Interpretive Summary:

Technical Abstract: One of the emerging issues for dairy farmers is the need to improve nutrient management. Nutrient accumulation in the soil, recognition of ground and surface water contamination and air quality concerns, and concentration of animal feeding operations have all contributed to this heightened environmental awareness of farmers and the public. Regulations are being promulgated in several States to reduce the likelihood of air an water quality degradation. Dairy cows convert 20 to 30% of their N intake into milk N, and the remainder is excreted as organic and inorganic N in urine and dung.

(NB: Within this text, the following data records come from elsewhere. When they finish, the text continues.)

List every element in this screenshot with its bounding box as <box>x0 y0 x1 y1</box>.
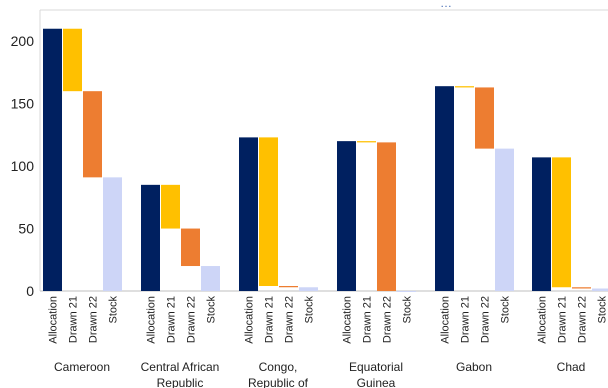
category-label: Central African <box>141 360 220 374</box>
x-tick-label: Drawn 22 <box>382 296 394 343</box>
x-tick-label: Drawn 21 <box>362 296 374 343</box>
x-tick-label: Stock <box>304 296 316 324</box>
bar-drawn-21 <box>552 157 571 288</box>
x-tick-label: Allocation <box>48 296 60 344</box>
x-tick-label: Drawn 22 <box>88 296 100 343</box>
x-tick-label: Drawn 21 <box>557 296 569 343</box>
category-label: Equatorial <box>349 360 403 374</box>
bar-drawn-22 <box>377 142 396 291</box>
bar-drawn-21 <box>63 28 82 92</box>
category-label: Guinea <box>357 376 396 388</box>
category-label: Gabon <box>456 360 492 374</box>
x-tick-label: Allocation <box>342 296 354 344</box>
bar-drawn-22 <box>83 91 102 178</box>
x-tick-label: Drawn 21 <box>166 296 178 343</box>
y-tick-label: 200 <box>11 33 35 49</box>
x-tick-label: Drawn 21 <box>460 296 472 343</box>
x-tick-label: Allocation <box>244 296 256 344</box>
bar-allocation <box>337 141 356 291</box>
category-label: Cameroon <box>54 360 110 374</box>
x-tick-label: Drawn 21 <box>68 296 80 343</box>
bar-drawn-21 <box>161 184 180 229</box>
bar-allocation <box>532 157 551 291</box>
x-tick-label: Drawn 22 <box>480 296 492 343</box>
bar-drawn-21 <box>455 86 474 88</box>
bar-allocation <box>43 28 62 291</box>
bar-drawn-21 <box>357 141 376 143</box>
y-tick-label: 0 <box>26 283 34 299</box>
x-tick-label: Stock <box>500 296 512 324</box>
x-tick-label: Drawn 22 <box>186 296 198 343</box>
bar-allocation <box>435 86 454 291</box>
bar-stock <box>592 288 608 291</box>
bar-drawn-22 <box>279 286 298 288</box>
bar-allocation <box>239 137 258 291</box>
x-tick-label: Stock <box>402 296 414 324</box>
category-label: Chad <box>557 360 586 374</box>
bar-stock <box>201 266 220 291</box>
bar-allocation <box>141 184 160 291</box>
y-tick-label: 150 <box>11 96 35 112</box>
bar-drawn-22 <box>475 87 494 149</box>
bar-stock <box>299 287 318 291</box>
x-tick-label: Stock <box>597 296 608 324</box>
x-tick-label: Allocation <box>537 296 549 344</box>
category-label: Congo, <box>259 360 298 374</box>
bar-drawn-22 <box>572 287 591 289</box>
x-tick-label: Drawn 21 <box>264 296 276 343</box>
bar-stock <box>397 291 416 292</box>
x-tick-label: Stock <box>108 296 120 324</box>
bar-drawn-22 <box>181 228 200 267</box>
bar-drawn-21 <box>259 137 278 287</box>
chart-title-fragment: … <box>440 0 452 10</box>
bar-stock <box>103 177 122 291</box>
bar-stock <box>495 148 514 291</box>
x-tick-label: Allocation <box>146 296 158 344</box>
x-tick-label: Stock <box>206 296 218 324</box>
y-tick-label: 50 <box>18 221 34 237</box>
x-tick-label: Allocation <box>440 296 452 344</box>
x-tick-label: Drawn 22 <box>284 296 296 343</box>
y-tick-label: 100 <box>11 158 35 174</box>
x-tick-label: Drawn 22 <box>577 296 589 343</box>
category-label: Republic of <box>248 376 309 388</box>
category-label: Republic <box>157 376 204 388</box>
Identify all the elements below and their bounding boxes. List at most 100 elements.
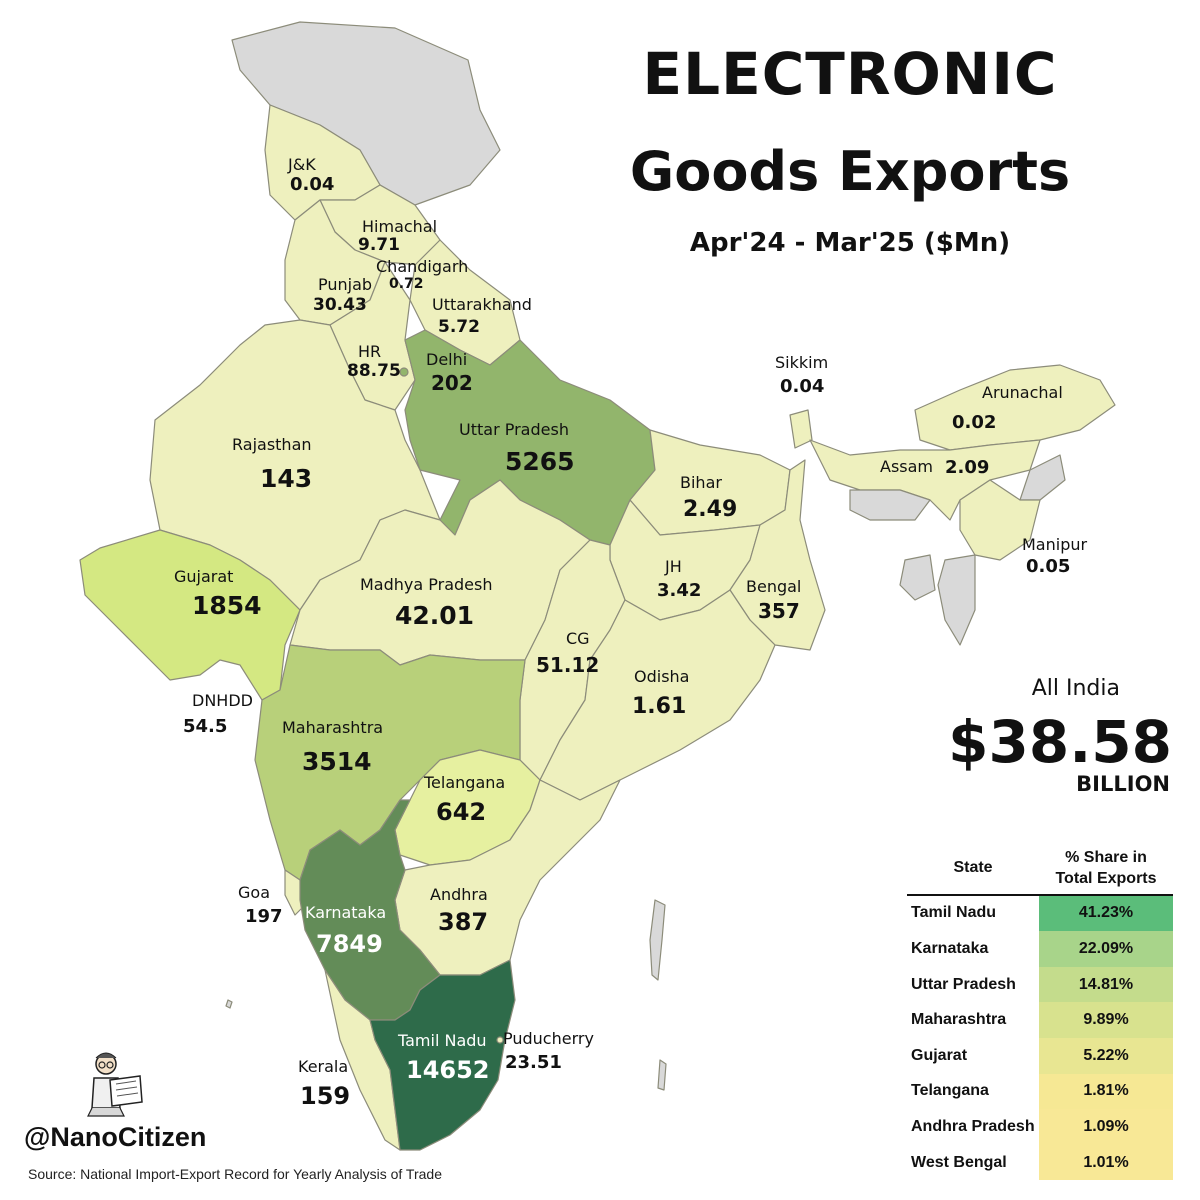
share-state-cell: Tamil Nadu xyxy=(911,904,997,922)
region-delhi xyxy=(399,367,409,377)
share-header-line1: % Share in xyxy=(1065,849,1147,866)
label-kerala-value: 159 xyxy=(300,1082,350,1110)
label-karnataka-value: 7849 xyxy=(316,930,383,958)
region-sikkim xyxy=(789,409,813,449)
share-table-body: Tamil Nadu 41.23% Karnataka 22.09% Uttar Pra… xyxy=(907,894,1173,1181)
label-tamil-nadu-name: Tamil Nadu xyxy=(397,1031,487,1050)
label-bihar-name: Bihar xyxy=(680,473,722,492)
table-row: Uttar Pradesh 14.81% xyxy=(907,966,1173,1003)
region-karnataka xyxy=(299,799,441,1021)
label-himachal-value: 9.71 xyxy=(358,235,400,255)
label-arunachal-name: Arunachal xyxy=(982,383,1063,402)
label-madhya-pradesh-value: 42.01 xyxy=(395,601,474,630)
table-row: Andhra Pradesh 1.09% xyxy=(907,1109,1173,1145)
label-chandigarh-name: Chandigarh xyxy=(376,257,468,276)
label-gujarat-name: Gujarat xyxy=(174,567,233,586)
label-punjab-name: Punjab xyxy=(318,275,372,294)
label-uttar-pradesh-value: 5265 xyxy=(505,447,575,476)
label-hr-value: 88.75 xyxy=(347,361,401,381)
label-jh-name: JH xyxy=(664,557,682,576)
region-lakshadweep xyxy=(225,999,233,1009)
label-himachal-name: Himachal xyxy=(362,217,437,236)
label-goa-value: 197 xyxy=(245,906,283,927)
region-puducherry xyxy=(496,1036,504,1044)
region-mizoram xyxy=(937,554,976,646)
label-puducherry-value: 23.51 xyxy=(505,1052,562,1073)
label-assam-name: Assam xyxy=(880,457,933,476)
label-sikkim-name: Sikkim xyxy=(775,353,828,372)
title-line-1: ELECTRONIC xyxy=(642,40,1058,108)
label-andhra-name: Andhra xyxy=(430,885,488,904)
label-sikkim-value: 0.04 xyxy=(780,376,824,397)
share-state-cell: Telangana xyxy=(911,1082,989,1100)
share-percent-cell: 22.09% xyxy=(1039,931,1173,967)
all-india-label: All India xyxy=(1031,676,1120,701)
region-odisha xyxy=(539,589,776,801)
label-bengal-value: 357 xyxy=(758,599,800,623)
share-state-cell: Andhra Pradesh xyxy=(911,1117,1035,1135)
label-andhra-value: 387 xyxy=(438,908,488,936)
title-line-2: Goods Exports xyxy=(629,140,1071,203)
table-row: Telangana 1.81% xyxy=(907,1073,1173,1110)
label-arunachal-value: 0.02 xyxy=(952,412,996,433)
share-table: State % Share in Total Exports Tamil Nad… xyxy=(907,844,1173,1181)
table-row: Maharashtra 9.89% xyxy=(907,1002,1173,1038)
label-maharashtra-value: 3514 xyxy=(302,747,372,776)
share-percent-cell: 41.23% xyxy=(1039,894,1173,932)
share-percent-cell: 5.22% xyxy=(1039,1037,1173,1074)
label-kerala-name: Kerala xyxy=(298,1057,348,1076)
share-state-cell: West Bengal xyxy=(911,1153,1007,1171)
share-percent-cell: 1.09% xyxy=(1039,1109,1173,1145)
label-madhya-pradesh-name: Madhya Pradesh xyxy=(360,575,493,594)
region-manipur xyxy=(959,479,1041,561)
label-rajasthan-value: 143 xyxy=(260,464,312,493)
source-note: Source: National Import-Export Record fo… xyxy=(28,1166,442,1182)
table-row: Gujarat 5.22% xyxy=(907,1037,1173,1074)
label-uttarakhand-value: 5.72 xyxy=(438,317,480,337)
table-row: Karnataka 22.09% xyxy=(907,931,1173,967)
share-state-cell: Gujarat xyxy=(911,1046,968,1064)
label-cg-value: 51.12 xyxy=(536,653,599,677)
share-table-header-row: State % Share in Total Exports xyxy=(907,844,1173,896)
share-percent-cell: 1.81% xyxy=(1039,1073,1173,1110)
share-state-cell: Uttar Pradesh xyxy=(911,975,1016,993)
region-andaman-islands xyxy=(649,899,666,981)
label-assam-value: 2.09 xyxy=(945,457,989,478)
region-tamil-nadu xyxy=(369,959,516,1151)
label-jk-name: J&K xyxy=(287,155,316,174)
label-delhi-value: 202 xyxy=(431,371,473,395)
label-tamil-nadu-value: 14652 xyxy=(406,1056,490,1084)
label-manipur-value: 0.05 xyxy=(1026,556,1070,577)
label-uttar-pradesh-name: Uttar Pradesh xyxy=(459,420,569,439)
region-nicobar-islands xyxy=(657,1059,667,1091)
table-row: West Bengal 1.01% xyxy=(907,1144,1173,1181)
share-state-cell: Maharashtra xyxy=(911,1011,1007,1029)
table-row: Tamil Nadu 41.23% xyxy=(907,894,1173,932)
subtitle: Apr'24 - Mar'25 ($Mn) xyxy=(689,228,1011,258)
label-goa-name: Goa xyxy=(238,883,270,902)
label-rajasthan-name: Rajasthan xyxy=(232,435,312,454)
label-cg-name: CG xyxy=(566,629,590,648)
share-header-line2: Total Exports xyxy=(1055,869,1157,887)
label-jh-value: 3.42 xyxy=(657,580,701,601)
label-dnhdd-name: DNHDD xyxy=(192,691,253,710)
label-uttarakhand-name: Uttarakhand xyxy=(432,295,532,314)
label-delhi-name: Delhi xyxy=(426,350,467,369)
label-telangana-name: Telangana xyxy=(423,773,505,792)
label-hr-name: HR xyxy=(358,342,381,361)
region-labels: J&K 0.04 Himachal 9.71 Chandigarh 0.72 P… xyxy=(174,155,1087,1110)
share-table-header-share: % Share in Total Exports xyxy=(1039,844,1173,896)
region-meghalaya xyxy=(849,489,931,521)
share-percent-cell: 14.81% xyxy=(1039,966,1173,1003)
label-telangana-value: 642 xyxy=(436,798,486,826)
label-puducherry-name: Puducherry xyxy=(503,1029,594,1048)
label-bihar-value: 2.49 xyxy=(683,497,737,522)
share-state-cell: Karnataka xyxy=(911,939,989,957)
newspaper-reader-icon xyxy=(87,1052,143,1117)
share-percent-cell: 9.89% xyxy=(1039,1002,1173,1038)
share-percent-cell: 1.01% xyxy=(1039,1144,1173,1181)
label-bengal-name: Bengal xyxy=(746,577,801,596)
region-nagaland xyxy=(1019,454,1066,501)
label-odisha-value: 1.61 xyxy=(632,694,686,719)
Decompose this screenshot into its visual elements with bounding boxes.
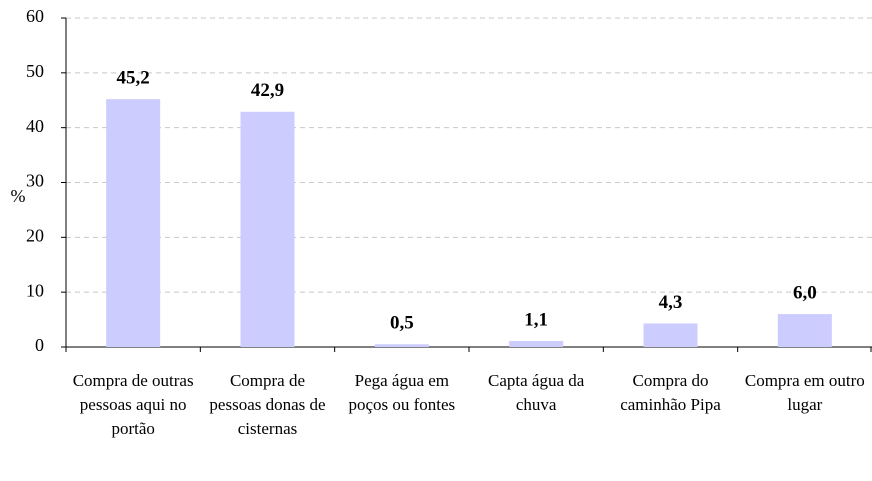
- x-tick-label: Capta água da chuva: [488, 371, 585, 414]
- x-tick-label: Compra de pessoas donas de cisternas: [209, 371, 326, 438]
- x-tick-label: Pega água em poços ou fontes: [348, 371, 456, 414]
- bar: [374, 344, 429, 347]
- bar: [777, 314, 832, 347]
- y-tick-label: 50: [26, 61, 44, 81]
- bar: [240, 111, 295, 347]
- bar: [106, 99, 161, 347]
- x-tick-label: Compra em outro lugar: [744, 371, 865, 414]
- y-tick-label: 60: [26, 6, 44, 26]
- value-label: 45,2: [117, 68, 150, 89]
- y-tick-label: 30: [26, 171, 44, 191]
- value-label: 6,0: [793, 282, 817, 303]
- value-label: 42,9: [251, 80, 284, 101]
- y-tick-label: 40: [26, 116, 44, 136]
- value-label: 4,3: [659, 292, 683, 313]
- y-tick-label: 10: [26, 280, 44, 300]
- y-tick-label: 0: [35, 335, 44, 355]
- bar: [643, 323, 698, 347]
- value-label: 1,1: [524, 309, 548, 330]
- y-tick-label: 20: [26, 225, 44, 245]
- x-tick-label: Compra do caminhão Pipa: [620, 371, 721, 414]
- x-tick-label: Compra de outras pessoas aqui no portão: [72, 371, 194, 438]
- value-label: 0,5: [390, 313, 414, 334]
- y-axis-label: %: [11, 186, 26, 206]
- bar: [509, 340, 564, 347]
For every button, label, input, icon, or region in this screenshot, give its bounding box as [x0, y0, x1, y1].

Proper feed composition and N content reduces N excretion in urine, which is the most subject to loss by ammonia volatilization and nitrate leaching. Deeply rooted perennials reduce nitrate leaching losses and may be most important to establish on certain soils, such as tile- drained land, sandy soils, and shallow soil over permeable subsoil. Legumes shelp balance N cycling by utilizing both inorganic N from soil and atmospheric dinitrogen gas for growth, and by returning more newly fixed N to soils with smaller N supply. A common problem on dairy farms is accumulation of soil P, which may greatly increase the risk of P runoff to surface water. Lowering P concentrations in dairy rations will help reduce this buildup, but many farms also will need to reduce rates of manure application. Problems remain in applying research results to farm situations. Barriers to adoption of improved nutrient management need to be identified and overcome. There are several areas of research that should be pursued to learn how to optimize N retention and minimize P accumulation on dairy farms.